Rice told Preet Bharara, a former U.S. attorney for the Southern District of New York, added, “There is likely to be a swing in the other direction, and they are going to be caught with more than their pants down. They’re going to be held accountable by those who come in opposition to Trump and win at the ballot box.”

She said, “If these corporations think that Democrats, when they come back in power, are going to play by the old rules, and say, ‘Never mind, we will forgive you for all the people you fired and all the policies and principles you violated, all the laws you skirted,’ I think they got another thing coming.”

Rice was a member of the Netflix board of directors from 2018 to 2021 and returned in 2023 after leaving the Biden administration. A spokesperson at Netflix refused to comment on Trump’s remarks, and the White House did not respond to a request for comment immediately.
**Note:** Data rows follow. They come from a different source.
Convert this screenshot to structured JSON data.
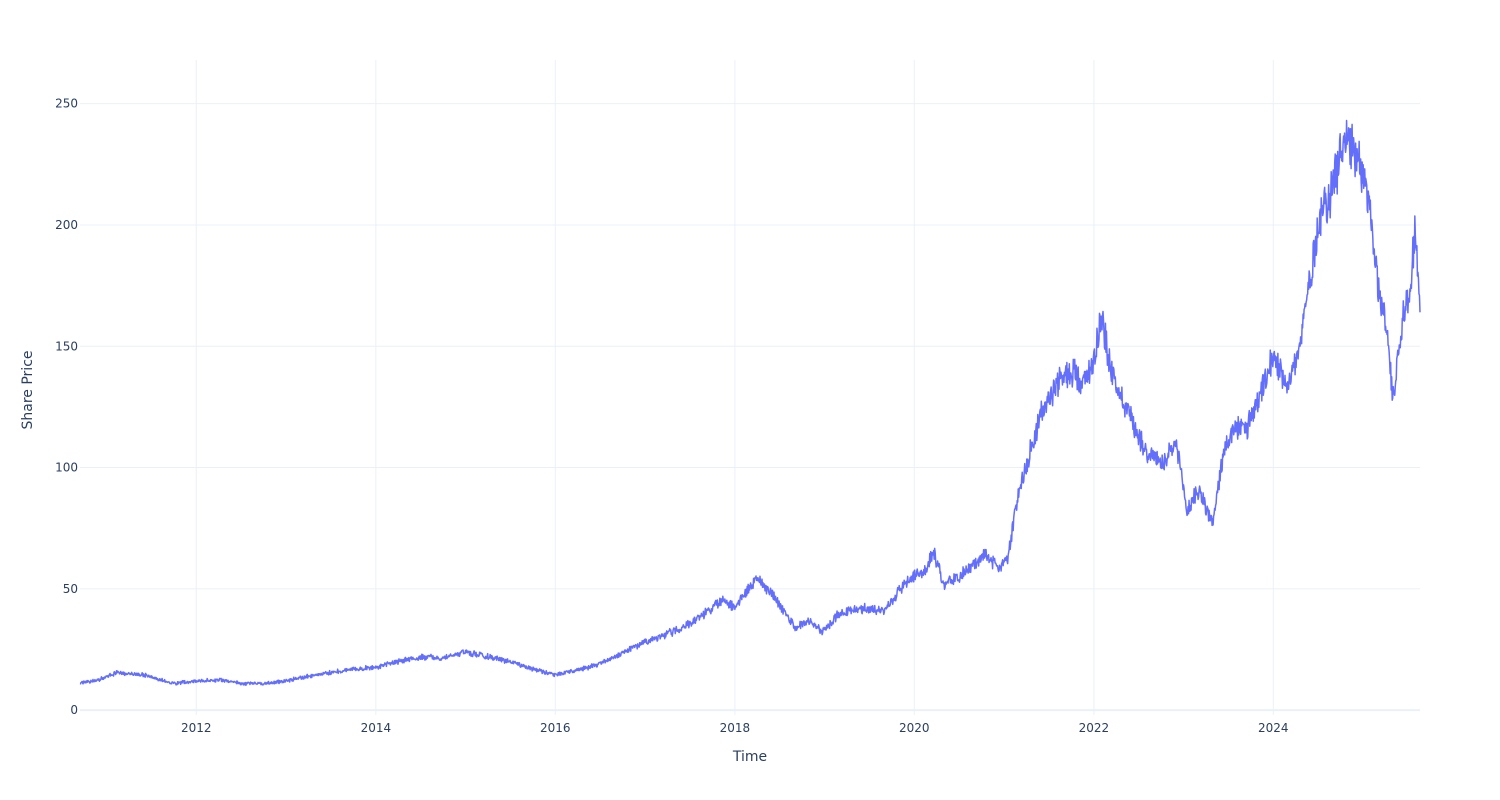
{
  "chart_data": {
    "type": "line",
    "title": "",
    "xlabel": "Time",
    "ylabel": "Share Price",
    "xlim": [
      "2010-09-15",
      "2025-08-20"
    ],
    "ylim": [
      -2,
      268
    ],
    "grid": true,
    "legend": "none",
    "x_ticks": [
      "2012",
      "2014",
      "2016",
      "2018",
      "2020",
      "2022",
      "2024"
    ],
    "y_ticks": [
      "0",
      "50",
      "100",
      "150",
      "200",
      "250"
    ],
    "series": [
      {
        "color": "#636efa",
        "x": [
          "2010-09-15",
          "2010-12-01",
          "2011-02-15",
          "2011-06-01",
          "2011-10-01",
          "2012-01-01",
          "2012-04-01",
          "2012-07-01",
          "2012-10-15",
          "2013-01-01",
          "2013-04-01",
          "2013-07-01",
          "2013-10-01",
          "2014-01-01",
          "2014-04-01",
          "2014-07-01",
          "2014-09-15",
          "2015-01-01",
          "2015-04-01",
          "2015-07-01",
          "2015-10-01",
          "2016-01-01",
          "2016-03-01",
          "2016-06-01",
          "2016-09-01",
          "2017-01-01",
          "2017-03-01",
          "2017-06-01",
          "2017-09-01",
          "2017-11-15",
          "2018-01-01",
          "2018-02-10",
          "2018-04-01",
          "2018-06-01",
          "2018-09-01",
          "2018-11-01",
          "2018-12-24",
          "2019-03-01",
          "2019-06-01",
          "2019-09-01",
          "2019-12-01",
          "2020-02-15",
          "2020-03-20",
          "2020-05-01",
          "2020-07-01",
          "2020-09-01",
          "2020-10-15",
          "2020-12-01",
          "2021-01-15",
          "2021-03-01",
          "2021-04-15",
          "2021-06-01",
          "2021-07-15",
          "2021-09-01",
          "2021-10-15",
          "2021-11-20",
          "2022-01-01",
          "2022-02-01",
          "2022-03-15",
          "2022-05-01",
          "2022-06-15",
          "2022-08-01",
          "2022-10-14",
          "2022-12-01",
          "2023-01-15",
          "2023-03-01",
          "2023-05-01",
          "2023-06-15",
          "2023-08-01",
          "2023-09-15",
          "2023-11-01",
          "2024-01-01",
          "2024-03-01",
          "2024-04-15",
          "2024-06-01",
          "2024-07-10",
          "2024-08-05",
          "2024-09-01",
          "2024-10-15",
          "2024-12-01",
          "2025-01-07",
          "2025-02-01",
          "2025-03-01",
          "2025-04-08",
          "2025-05-01",
          "2025-06-15",
          "2025-07-10",
          "2025-08-01",
          "2025-08-20"
        ],
        "y": [
          11,
          12.5,
          15.5,
          14.5,
          11,
          12,
          12.5,
          11,
          11,
          12,
          14,
          15.5,
          17,
          17.5,
          20,
          22,
          21.5,
          24,
          22,
          20,
          17,
          14.5,
          16,
          18,
          22,
          28,
          30,
          34,
          40,
          46,
          42,
          48,
          54,
          48,
          34,
          37,
          32,
          40,
          42,
          41,
          53,
          58,
          65,
          52,
          55,
          60,
          64,
          59,
          62,
          90,
          106,
          122,
          131,
          138,
          140,
          134,
          145,
          163,
          138,
          128,
          117,
          107,
          101,
          110,
          82,
          91,
          77,
          108,
          116,
          116,
          127,
          145,
          135,
          148,
          180,
          205,
          210,
          215,
          238,
          230,
          220,
          202,
          175,
          158,
          128,
          165,
          174,
          199,
          164
        ]
      }
    ]
  }
}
Trump added a screenshot of an earlier post from far-right activist and Trump ally Laura Loomer, who said Rice’s remarks were “anti-American” and urged the president to “kill the Netflix-Warner Bros. merger now.” Loomer also included Federal Communications Commission Chairman Brendan Carr on her post.

The comments come after Trump reported to NBC News earlier this month that the Department of Justice would take care of the deal and that he would not be part of their audit, after claiming that he would take part in the process. The DOJ is also evaluating the proposal by Netflix to acquire Warner Bros. Discovery.

However, Netflix has also offered to purchase WBD in a $72 billion agreement that would exclude the cable channels of the company, such as CNN. Paramount Skydance, in response, unveiled a hostile takeover offer for all of WBD, promising its shareholders $30 per share in an all-cash deal.

The DOJ is looking into the possibility that the proposed deal by Netflix would be detrimental to competition, and it also questions how the past acquisitions by the company have influenced competition for creative talent, as earlier reported by the Wall Street Journal this month.

Bloomberg reported, citing documents, that the agency is also investigating, in its review, whether the streaming giant employs anticompetitive strategies in negotiations with independent content creators to acquire programming.

Steve Sunshine, Netflix’s outside counsel and the head of the global antitrust group at Skadden, Arps, Slate, Meagher & Flom, told CNBC in a statement that the law firm has not received any warning that the DOJ is probing monopolization.

In a statement, the Chief Legal Officer of Netflix, David Hyman, claimed that the company is in an “extremely competitive market.”

Hyman indicated, “Any claim that it is a monopolist, or seeking to monopolize, is unfounded. We neither hold monopoly power nor engage in exclusionary conduct, and we’ll gladly cooperate, as we always do, with regulators on any concerns they may have.”

Netflix co-CEO Ted Sarandos said last month that he believes the company will have no issues obtaining regulatory approval, “because this deal is pro-consumer … pro-innovation, pro-worker.”